Julie Larson smiled, holding her baby boy in her arms when she saw his tiny face bursting into a smile. Julie was still cheerful, although, she was sitting in a neonatal intensive careRural Maternity Care unit in Sioux Falls, miles away from her family farm, her two daughters, and her husband.

She just had her twin boys. Jack and Rudy. Distance is merely a reality for the Larsons; particularly when a new member comes to the family. Julie explains, “You do worry about it a little bit in case something randomly happens,” and she continues, “It was always in the back of mind.”

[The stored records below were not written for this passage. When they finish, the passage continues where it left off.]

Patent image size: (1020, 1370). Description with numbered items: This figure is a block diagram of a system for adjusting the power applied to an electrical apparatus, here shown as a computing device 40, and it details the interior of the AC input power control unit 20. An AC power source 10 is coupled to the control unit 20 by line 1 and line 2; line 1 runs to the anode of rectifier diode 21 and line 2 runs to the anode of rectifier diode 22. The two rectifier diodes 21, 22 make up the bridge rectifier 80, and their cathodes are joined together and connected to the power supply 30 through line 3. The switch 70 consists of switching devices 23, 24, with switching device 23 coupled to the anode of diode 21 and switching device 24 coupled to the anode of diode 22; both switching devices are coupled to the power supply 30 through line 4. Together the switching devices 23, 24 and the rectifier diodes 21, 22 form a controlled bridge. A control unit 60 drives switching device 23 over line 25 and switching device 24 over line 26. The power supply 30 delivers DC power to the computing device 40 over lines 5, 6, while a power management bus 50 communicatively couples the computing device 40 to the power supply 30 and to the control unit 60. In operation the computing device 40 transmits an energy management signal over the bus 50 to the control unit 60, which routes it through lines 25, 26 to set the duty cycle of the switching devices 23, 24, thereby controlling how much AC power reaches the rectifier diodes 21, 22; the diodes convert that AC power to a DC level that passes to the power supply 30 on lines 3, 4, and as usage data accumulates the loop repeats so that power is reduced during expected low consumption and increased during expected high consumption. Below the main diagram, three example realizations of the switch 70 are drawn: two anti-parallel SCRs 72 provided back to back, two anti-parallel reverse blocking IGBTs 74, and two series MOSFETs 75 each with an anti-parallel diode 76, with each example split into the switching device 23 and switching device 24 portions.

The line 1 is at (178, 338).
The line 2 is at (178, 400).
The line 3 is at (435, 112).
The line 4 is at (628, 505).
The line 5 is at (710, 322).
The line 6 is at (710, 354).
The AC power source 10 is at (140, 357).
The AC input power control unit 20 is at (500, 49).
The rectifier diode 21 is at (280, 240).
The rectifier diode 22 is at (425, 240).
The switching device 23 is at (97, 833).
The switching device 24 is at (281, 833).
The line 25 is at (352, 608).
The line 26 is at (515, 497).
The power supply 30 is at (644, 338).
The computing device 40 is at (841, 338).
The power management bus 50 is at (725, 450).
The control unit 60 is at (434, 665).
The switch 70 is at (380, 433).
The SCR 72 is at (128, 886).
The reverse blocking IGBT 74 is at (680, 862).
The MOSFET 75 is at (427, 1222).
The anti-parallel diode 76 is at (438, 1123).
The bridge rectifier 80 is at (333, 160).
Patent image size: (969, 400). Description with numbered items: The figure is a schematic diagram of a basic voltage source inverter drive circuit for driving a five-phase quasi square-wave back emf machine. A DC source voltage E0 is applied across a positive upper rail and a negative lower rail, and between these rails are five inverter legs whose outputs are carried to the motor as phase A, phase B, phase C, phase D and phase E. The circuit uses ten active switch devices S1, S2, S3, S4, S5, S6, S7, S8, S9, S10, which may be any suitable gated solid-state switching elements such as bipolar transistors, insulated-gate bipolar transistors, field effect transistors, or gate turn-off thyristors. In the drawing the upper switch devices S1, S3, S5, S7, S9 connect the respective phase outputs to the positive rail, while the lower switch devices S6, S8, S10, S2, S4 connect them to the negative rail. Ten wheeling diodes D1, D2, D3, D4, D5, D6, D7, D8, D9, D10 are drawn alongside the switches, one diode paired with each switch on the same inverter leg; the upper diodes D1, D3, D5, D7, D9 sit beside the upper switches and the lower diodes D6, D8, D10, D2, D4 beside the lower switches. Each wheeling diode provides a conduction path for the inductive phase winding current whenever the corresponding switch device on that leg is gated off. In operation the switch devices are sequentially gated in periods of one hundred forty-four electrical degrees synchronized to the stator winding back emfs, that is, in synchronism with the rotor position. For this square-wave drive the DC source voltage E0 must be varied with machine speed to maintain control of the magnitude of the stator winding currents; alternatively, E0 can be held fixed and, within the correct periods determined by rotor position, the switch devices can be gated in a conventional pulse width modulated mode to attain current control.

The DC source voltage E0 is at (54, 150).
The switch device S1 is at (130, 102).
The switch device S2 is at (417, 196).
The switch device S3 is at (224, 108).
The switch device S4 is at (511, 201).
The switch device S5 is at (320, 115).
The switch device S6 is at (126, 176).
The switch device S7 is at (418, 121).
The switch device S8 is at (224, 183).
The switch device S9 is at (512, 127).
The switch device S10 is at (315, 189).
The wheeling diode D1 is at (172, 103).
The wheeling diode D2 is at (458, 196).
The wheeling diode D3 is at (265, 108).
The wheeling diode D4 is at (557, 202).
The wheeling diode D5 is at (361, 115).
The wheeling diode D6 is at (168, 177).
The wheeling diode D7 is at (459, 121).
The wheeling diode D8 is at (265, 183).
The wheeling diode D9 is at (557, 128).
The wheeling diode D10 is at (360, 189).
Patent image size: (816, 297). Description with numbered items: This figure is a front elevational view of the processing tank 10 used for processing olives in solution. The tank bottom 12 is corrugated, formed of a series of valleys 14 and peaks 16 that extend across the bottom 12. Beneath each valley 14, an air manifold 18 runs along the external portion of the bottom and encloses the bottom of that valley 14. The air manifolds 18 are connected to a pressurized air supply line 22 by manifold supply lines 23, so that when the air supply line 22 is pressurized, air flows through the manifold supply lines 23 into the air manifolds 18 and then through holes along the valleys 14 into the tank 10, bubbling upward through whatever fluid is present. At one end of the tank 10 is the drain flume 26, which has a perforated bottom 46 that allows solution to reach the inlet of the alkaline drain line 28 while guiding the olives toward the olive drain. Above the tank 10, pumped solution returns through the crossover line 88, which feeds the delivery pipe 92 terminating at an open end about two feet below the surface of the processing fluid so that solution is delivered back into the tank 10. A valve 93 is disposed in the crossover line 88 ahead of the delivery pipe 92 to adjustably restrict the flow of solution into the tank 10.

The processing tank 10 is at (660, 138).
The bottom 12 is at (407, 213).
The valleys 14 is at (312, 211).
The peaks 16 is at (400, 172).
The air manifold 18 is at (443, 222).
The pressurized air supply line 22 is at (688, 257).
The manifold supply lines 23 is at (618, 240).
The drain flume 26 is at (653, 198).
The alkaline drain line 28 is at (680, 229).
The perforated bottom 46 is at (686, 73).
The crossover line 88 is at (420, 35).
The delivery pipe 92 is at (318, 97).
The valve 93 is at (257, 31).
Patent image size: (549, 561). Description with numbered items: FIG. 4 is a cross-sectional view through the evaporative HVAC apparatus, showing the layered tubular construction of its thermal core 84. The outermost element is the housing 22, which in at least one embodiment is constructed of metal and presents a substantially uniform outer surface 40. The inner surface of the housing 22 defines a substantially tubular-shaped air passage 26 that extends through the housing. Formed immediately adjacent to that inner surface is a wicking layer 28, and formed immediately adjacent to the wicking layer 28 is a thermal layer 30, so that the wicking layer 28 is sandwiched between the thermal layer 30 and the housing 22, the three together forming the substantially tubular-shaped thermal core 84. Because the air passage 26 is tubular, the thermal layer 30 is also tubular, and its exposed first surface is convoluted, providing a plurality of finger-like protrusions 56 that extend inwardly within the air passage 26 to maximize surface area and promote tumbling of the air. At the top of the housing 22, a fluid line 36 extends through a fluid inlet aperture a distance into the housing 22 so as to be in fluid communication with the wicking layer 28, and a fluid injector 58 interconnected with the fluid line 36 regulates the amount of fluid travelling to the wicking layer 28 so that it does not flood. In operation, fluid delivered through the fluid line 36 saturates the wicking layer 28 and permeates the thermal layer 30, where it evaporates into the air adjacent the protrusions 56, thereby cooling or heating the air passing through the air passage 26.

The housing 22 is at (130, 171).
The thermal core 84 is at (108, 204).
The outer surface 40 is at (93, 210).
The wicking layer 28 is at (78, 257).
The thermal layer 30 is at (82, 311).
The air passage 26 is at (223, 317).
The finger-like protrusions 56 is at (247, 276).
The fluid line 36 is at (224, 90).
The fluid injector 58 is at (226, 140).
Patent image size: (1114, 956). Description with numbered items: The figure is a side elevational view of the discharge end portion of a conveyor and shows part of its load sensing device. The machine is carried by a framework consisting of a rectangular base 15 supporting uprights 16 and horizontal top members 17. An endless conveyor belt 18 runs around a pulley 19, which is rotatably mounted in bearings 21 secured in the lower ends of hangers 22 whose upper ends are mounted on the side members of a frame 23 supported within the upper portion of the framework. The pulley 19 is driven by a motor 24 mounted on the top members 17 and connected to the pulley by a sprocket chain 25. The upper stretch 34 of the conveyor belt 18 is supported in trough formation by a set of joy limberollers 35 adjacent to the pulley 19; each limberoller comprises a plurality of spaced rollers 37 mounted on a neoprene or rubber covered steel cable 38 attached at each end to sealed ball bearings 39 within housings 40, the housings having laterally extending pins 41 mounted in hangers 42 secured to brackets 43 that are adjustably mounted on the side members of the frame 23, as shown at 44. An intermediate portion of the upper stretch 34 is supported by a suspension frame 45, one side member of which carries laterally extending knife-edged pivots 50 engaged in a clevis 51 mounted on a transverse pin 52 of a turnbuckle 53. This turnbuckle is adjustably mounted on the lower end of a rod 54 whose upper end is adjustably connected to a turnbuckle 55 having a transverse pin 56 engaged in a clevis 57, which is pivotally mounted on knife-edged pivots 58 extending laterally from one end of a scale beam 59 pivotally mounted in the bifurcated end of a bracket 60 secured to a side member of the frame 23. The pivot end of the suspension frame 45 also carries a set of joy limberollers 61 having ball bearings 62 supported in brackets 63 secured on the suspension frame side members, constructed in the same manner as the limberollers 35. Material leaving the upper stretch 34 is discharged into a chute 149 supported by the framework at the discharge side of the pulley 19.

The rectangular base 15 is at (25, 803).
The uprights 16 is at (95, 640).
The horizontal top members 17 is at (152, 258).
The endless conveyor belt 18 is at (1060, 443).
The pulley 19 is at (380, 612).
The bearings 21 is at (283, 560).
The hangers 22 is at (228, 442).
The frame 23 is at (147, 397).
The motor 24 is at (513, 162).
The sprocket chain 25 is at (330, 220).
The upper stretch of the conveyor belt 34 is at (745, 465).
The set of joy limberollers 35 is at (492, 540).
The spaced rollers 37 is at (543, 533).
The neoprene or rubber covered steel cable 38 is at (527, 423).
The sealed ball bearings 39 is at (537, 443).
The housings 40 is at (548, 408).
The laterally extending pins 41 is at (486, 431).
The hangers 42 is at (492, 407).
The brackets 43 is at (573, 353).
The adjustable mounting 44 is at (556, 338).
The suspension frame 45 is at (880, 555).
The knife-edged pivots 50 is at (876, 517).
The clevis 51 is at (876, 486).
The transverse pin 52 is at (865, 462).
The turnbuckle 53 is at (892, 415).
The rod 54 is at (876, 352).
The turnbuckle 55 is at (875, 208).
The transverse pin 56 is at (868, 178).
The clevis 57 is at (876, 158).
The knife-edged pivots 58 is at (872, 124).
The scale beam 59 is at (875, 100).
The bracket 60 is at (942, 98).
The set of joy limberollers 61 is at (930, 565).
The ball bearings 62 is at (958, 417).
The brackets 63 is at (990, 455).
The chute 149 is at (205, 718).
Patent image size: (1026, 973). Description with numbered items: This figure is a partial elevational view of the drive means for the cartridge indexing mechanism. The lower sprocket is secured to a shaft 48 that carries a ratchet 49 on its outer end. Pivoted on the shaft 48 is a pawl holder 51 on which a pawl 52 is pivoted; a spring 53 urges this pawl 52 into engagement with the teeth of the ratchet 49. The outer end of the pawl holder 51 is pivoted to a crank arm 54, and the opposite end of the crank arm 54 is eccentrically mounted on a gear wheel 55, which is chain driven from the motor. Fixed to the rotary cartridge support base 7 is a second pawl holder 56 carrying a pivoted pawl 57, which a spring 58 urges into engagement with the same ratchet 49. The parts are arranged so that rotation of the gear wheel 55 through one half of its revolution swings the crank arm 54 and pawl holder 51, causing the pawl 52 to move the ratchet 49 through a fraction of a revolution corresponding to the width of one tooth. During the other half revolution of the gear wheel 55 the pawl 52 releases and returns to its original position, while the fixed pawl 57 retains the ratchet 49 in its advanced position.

Why South Dakota moms drive farther?

Providing hospital-based care to rural families is laborious, regardless of the geography. However, mothers in rural South Dakota are worse off than most of their matches in other rural areas of the country. Nearly 2/3rd of the 58 rural counties lack hospitals with an OB/GYN physician. Only Nevada and Florida were worse. According to the data collected by the University of Minnesota from 2004 to 2014, many rural counties lost maternity care facilities, and many rural programs continue to disappear due to financial and workforce-related obstacles.

Closer attention could lessen infant deaths!

Drive time has become a big issue for pregnant moms and the unborn babies, said McKay, member of the state task force evaluating the causes of South Dakota’s higher-than-normal infant mortality rate, and an advocate for rural maternity care. McKay declared what they talked about was the access to first-trimester care. “There are places like Buffalo, South Dakota, and Newell, South Dakota — they’re three-hour drives from Rapid or Pierre. Some of them go to Billings (Montana). I don’t even know where all those women go.”

Aspiring OB/GYNs need to leave the state for training since there is no residency program in the state. The University of South Dakota trains approximately 60 prospective doctors per year. “They can complete medical school here but they have to leave the state to do four years of training in OB-GYN before they can come back to practice,” said Schipper, who is also an associate clinical professor for USD.

How can rural moms receive better maternity care?

Doctors with both Sanford and Avera have said the key to improving maternity care in remote parts of the state has been communication and working together hand in hand.
According to Schipper, “In a lot of cases in South Dakota, the rural family medicine doctor or nurse-midwife will provide a lot of the prenatal or postpartum care and the hospitals will do the delivery and neonatal care,”
That type of approach holds the key for improving care in this state, McKay announced.
“Connectivity will save us,” she proposed.